Edge Media Network Review: Bedlam's Sense & Sensibility

Publication date: 
December 15, 2017
Kilian Melloy
Bedlam's back in Cambridge, this time at the American Repertory Theater's Loeb Drama Center in Harvard Square. After their head-turning work at Central Square Theater, with shows like St. Joan and two distinctly different versions of the same Shakespeare play, performed in repertory and titled Twelfth Night and What You Will, Bedlam tackles Kate Hamill's stage adaptation of the Jane Austen novel Sense & Sensibility.
In case you missed the now-classic Ang Lee movie version, or never read the book, the story concerns a widow and her three daughters living the edge of poverty. What can a woman do to acquire the means for gracious living but marry well? Not much, evidently, but time is not on their side. Two of the daughters are quickly moving past marriage age. 

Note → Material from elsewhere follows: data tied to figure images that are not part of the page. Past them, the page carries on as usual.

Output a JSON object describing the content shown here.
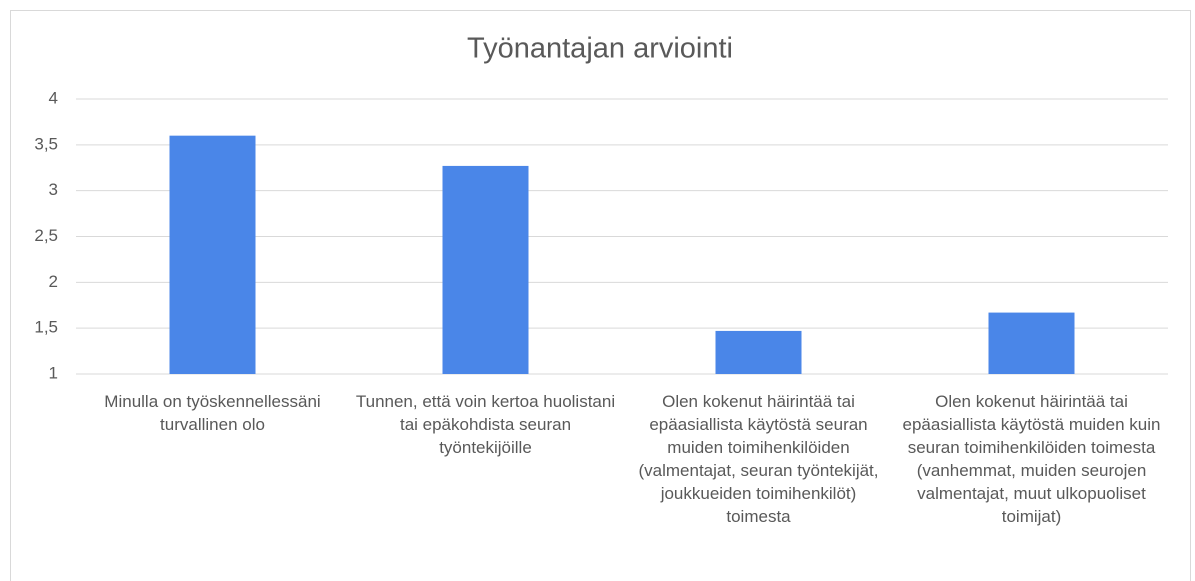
{
  "chart_data": {
    "type": "bar",
    "title": "Työnantajan arviointi",
    "categories": [
      "Minulla on työskennellessäni turvallinen olo",
      "Tunnen, että voin kertoa huolistani tai epäkohdista seuran työntekijöille",
      "Olen kokenut häirintää tai epäasiallista käytöstä seuran muiden toimihenkilöiden (valmentajat, seuran työntekijät, joukkueiden toimihenkilöt) toimesta",
      "Olen kokenut häirintää tai epäasiallista käytöstä muiden kuin seuran toimihenkilöiden toimesta (vanhemmat, muiden seurojen valmentajat, muut ulkopuoliset toimijat)"
    ],
    "values": [
      3.6,
      3.27,
      1.47,
      1.67
    ],
    "color": "#4a86e8",
    "ylim": [
      1,
      4
    ],
    "yticks": [
      1,
      {
        "value": 1.5,
        "label": "1,5"
      },
      2,
      {
        "value": 2.5,
        "label": "2,5"
      },
      3,
      {
        "value": 3.5,
        "label": "3,5"
      },
      4
    ],
    "grid": true
  }
}
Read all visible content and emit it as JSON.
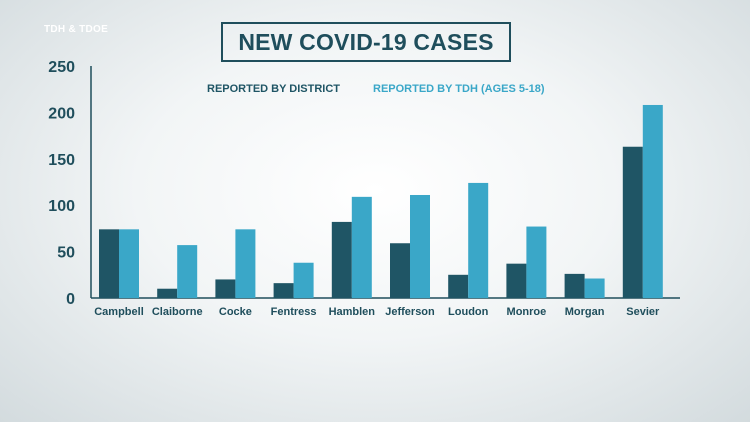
{
  "source": "TDH & TDOE",
  "colors": {
    "district": "#1f5565",
    "tdh": "#3aa7c8",
    "text": "#1f4e5c"
  },
  "chart_data": {
    "type": "bar",
    "title": "NEW COVID-19 CASES",
    "categories": [
      "Campbell",
      "Claiborne",
      "Cocke",
      "Fentress",
      "Hamblen",
      "Jefferson",
      "Loudon",
      "Monroe",
      "Morgan",
      "Sevier"
    ],
    "series": [
      {
        "name": "REPORTED BY DISTRICT",
        "values": [
          74,
          10,
          20,
          16,
          82,
          59,
          25,
          37,
          26,
          163
        ]
      },
      {
        "name": "REPORTED BY TDH  (AGES 5-18)",
        "values": [
          74,
          57,
          74,
          38,
          109,
          111,
          124,
          77,
          21,
          208
        ]
      }
    ],
    "yticks": [
      0,
      50,
      100,
      150,
      200,
      250
    ],
    "ylim": [
      0,
      250
    ],
    "grid": false,
    "legend_position": "top"
  }
}
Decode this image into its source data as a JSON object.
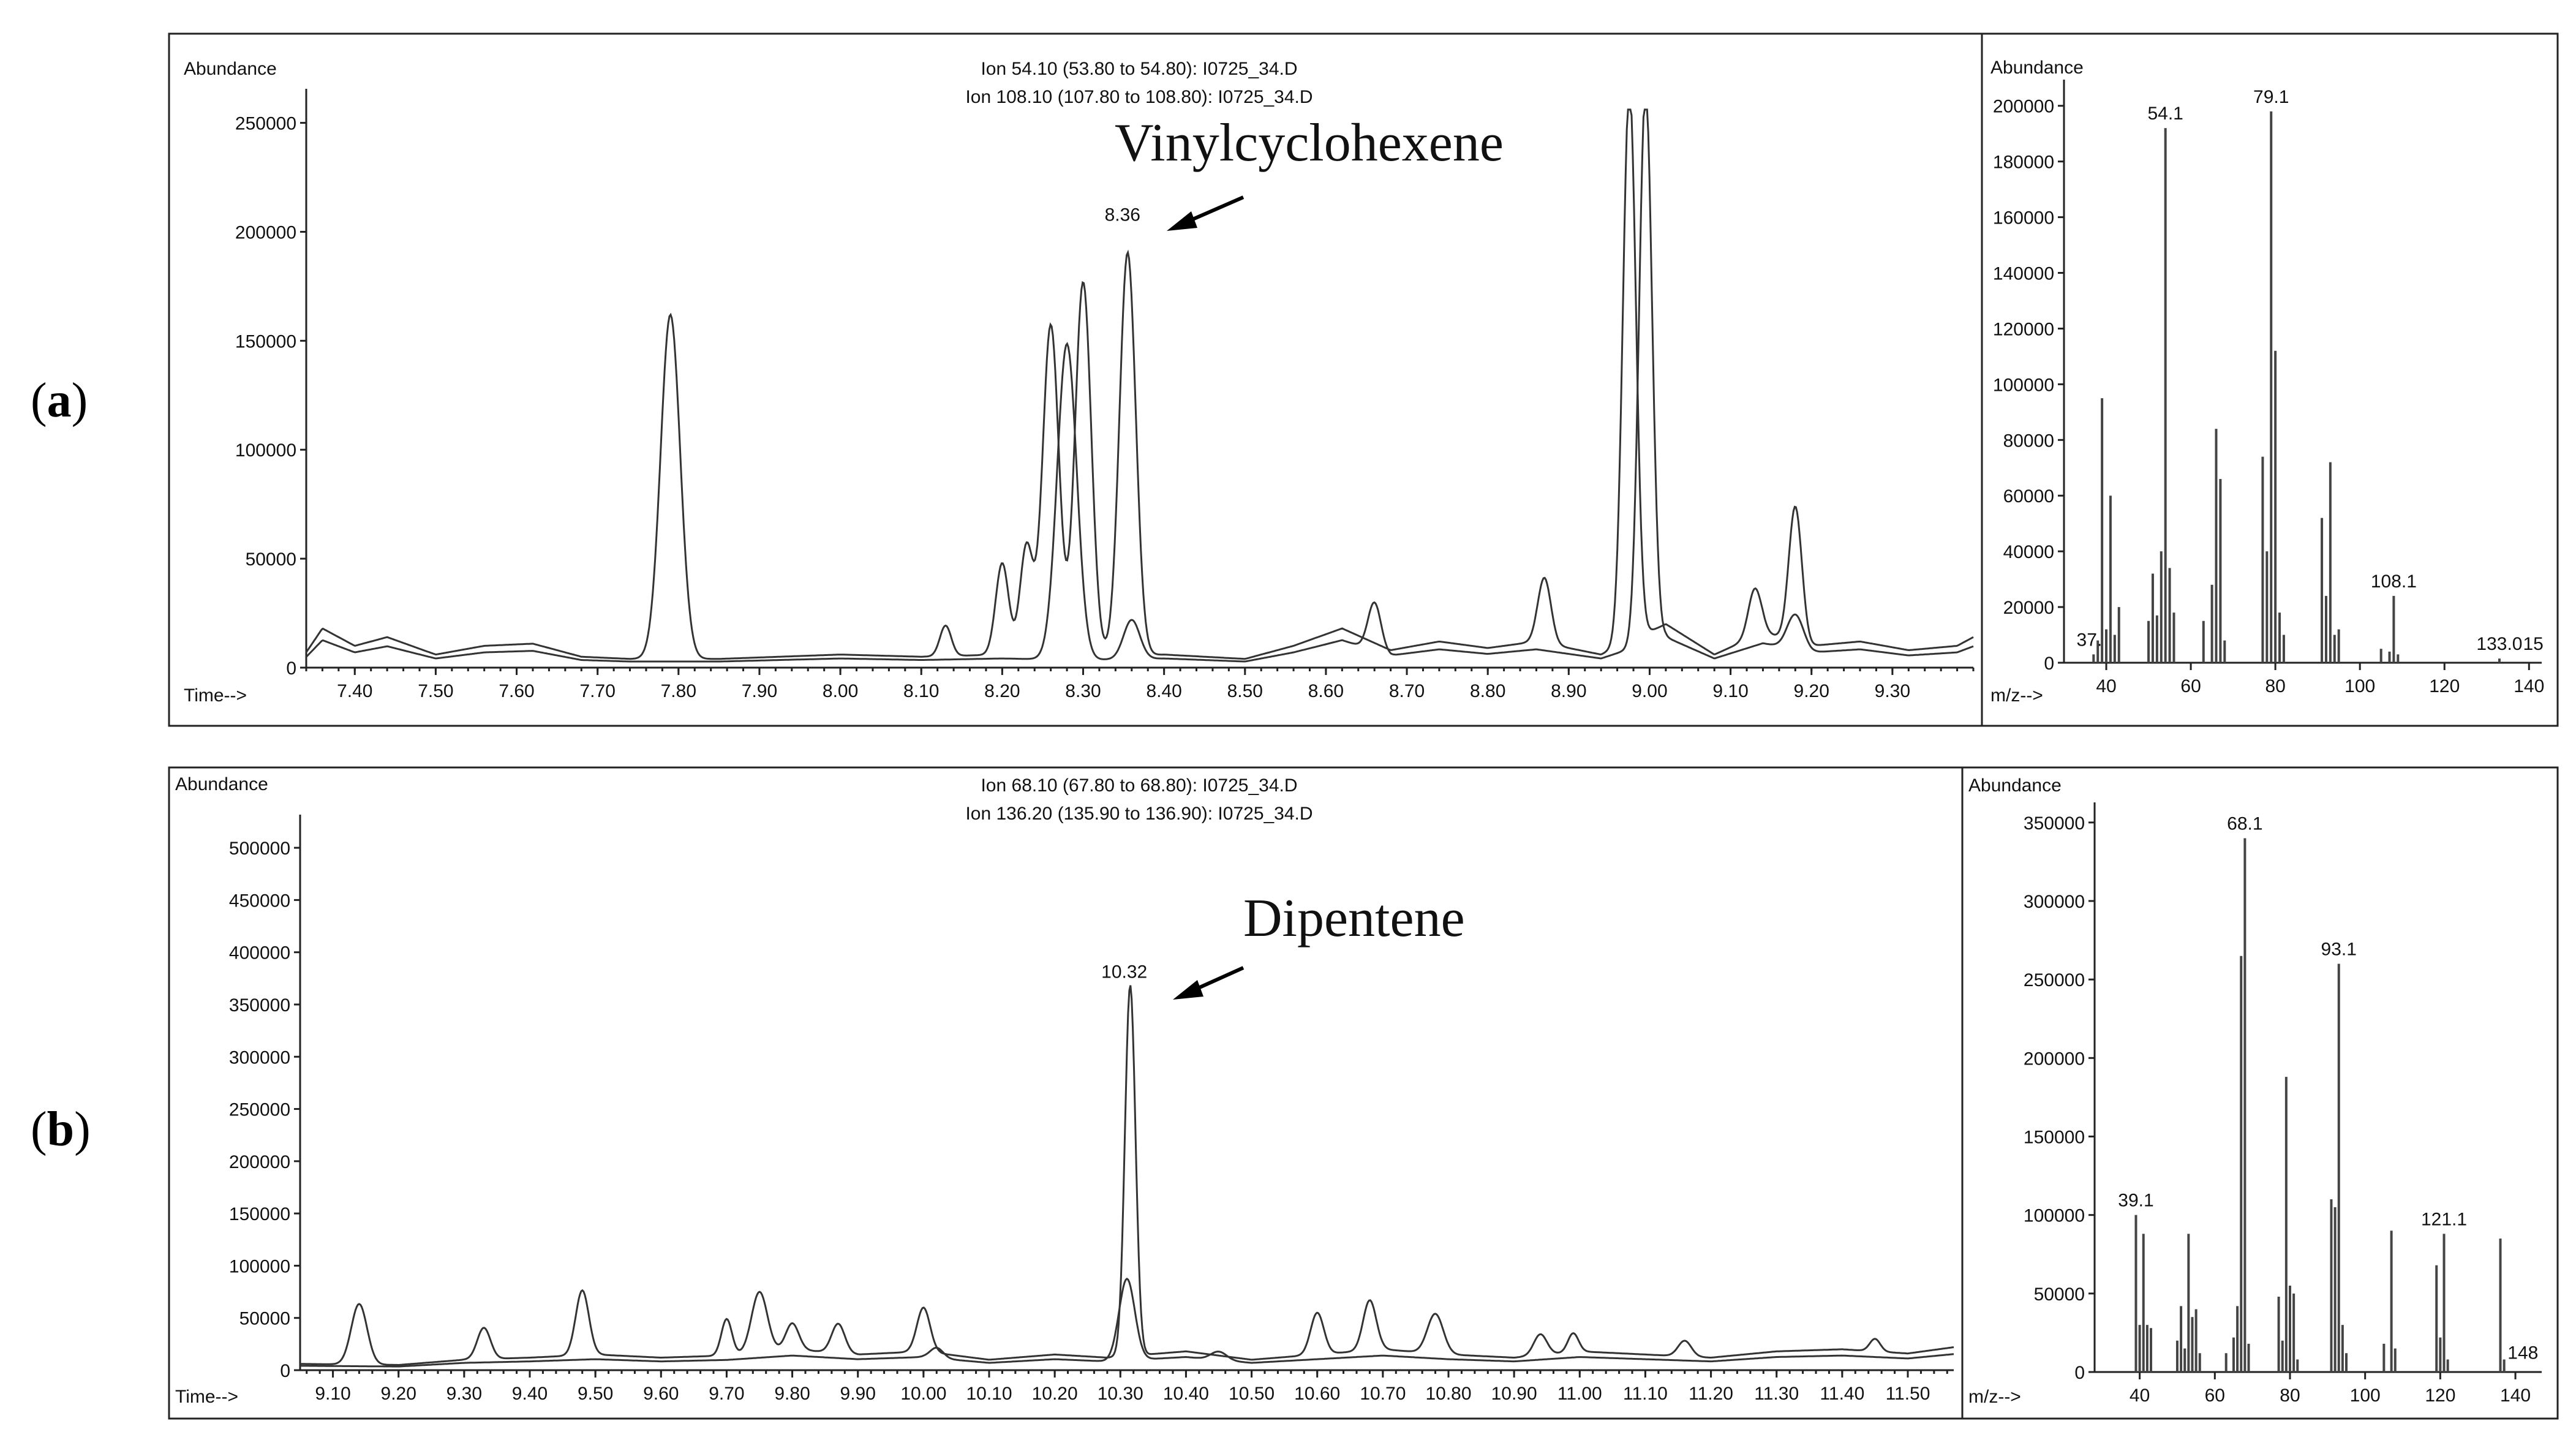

Despite the progress of time and their unenviable financial situation the older sisters are each looking to make a match that will provide them with both love and money. For eldest sister Elinor Dashwood (Maggie Adams McDowall) love and lucre seem to arrive in a single handsome package, that of Edward (Jamie Smithson), who also happens to be the younger brother of their flinty and cold-hearted sister-in-law Fanny (Katie Hartke) -- Fanny being mostly to blame for the Dashwood sisters' reduced circumstances.
Marianne Dashwood (Jessica Frey), too, has a beau... two of them, in fact, one an older and seemingly tedious man named Col. Brandon (James Patrick Nelson) and the other an exciting young man named John Willoughby (Benjamin Russell). But both sisters soon find that romance is a perilous thing, and the security they seek may be mere illusion.
This is Bedlam, of course, so perhaps a better unofficial title for the play would be "Nonsense and Sensibility." Everywhere there are comic touches ranging from dry English wit to postmodern left-field humor a la Monty Python. (So British is the style of humor here that the de rigeur actor in drag is present and accounted for -- not just in passing, but in a major role, with Nigel Gore co-starring, to hilarious effect, as verbose matriarch Mrs. Jennings.) 
The troupe attack the material with signature verve (and some intricate choreography by Alexandra Beller). All the set pieces -- chairs, lounges, door frames, windows -- are mounted on wheels, which allows the cast (doing double duty as stage hands) to send various fragments of the set design, not to mention one another, careening across the stage. (This, as you can imagine, makes for some interesting audience participation.)
Freed from the constraints of the proscenium stage and immobile (or mobile in a limited sense) scenic design, director Eric Tucker engages with the audience's imagination to create cinematic effects in which perspectives shift and proportions expand and contract to fit changing moods. At certain times all the characters present for a scene are gradually rolled into a tight little knot -- a comment, surely, on the claustrophobic and gossipy confines of the English upper class of the 19th Century. At other moments the actors are zoomed toward one another with the implication of sudden intimacy, or else whirled around with rambunctious physicality: A pair of young people seated at a table end up spinning across the floor in a way that expresses their first giddy moments of attraction. Whereas a movie brings the camera closer to or further from the action, in this cast the action surges toward the viewer and then recedes. The result is restless and absorbing.
In short, Bedlam take to the Loeb's auditorium (reconfigured so that the audience is seated on either side of a long performance space that's not unlike a soccer pitch) to create... well, bedlam. The play runs two and a half hours, and rare are the passages that don't gallop along full tilt.
This breakneck pace combines with the minimal cast size (many of the actors have to play multiple roles, sometimes pulling off the not inconsequential feat of having intense conversations with themselves) such that you're in constant danger of losing the thread. Who's who, exactly? And who are these new characters who have just shown up? Which swain is this and are we rooting for him or starting to see through his dashing veneer to the rake that lurks beneath? Actually, does it matter all that much?
The scenic design has its problems, too. The long space terminates at either end in a pair of elaborate little dens, replete with paintings and lights and (nonmoving) pieces of furniture. There are only a couple of short scenes that take place in these spaces, but it can be hard to hear what's going on if you're way down the other end. Similarly, when the actors venture out into the house the effect is confusing -- literally, voices in the dark. 
Still, you get the gist, thanks in large part to strong performances, particularly from Frey and McDowell, and while the show's humor is contemporary in tone the costumes, by Angela Huff, are pure period glory. From the bookended musical interludes -- the play starts and ends with some hip-hop dance -- to frequent moments in which the players, tongues in cheeks, gleefully acknowledge that all their fictional, frenetic world is a stage, this is hardly your great-grandmother's Austen. After all, this is Bedlam at work, creating theater that throws the elements of stagecraft into the air and then plays around with how the pieces land.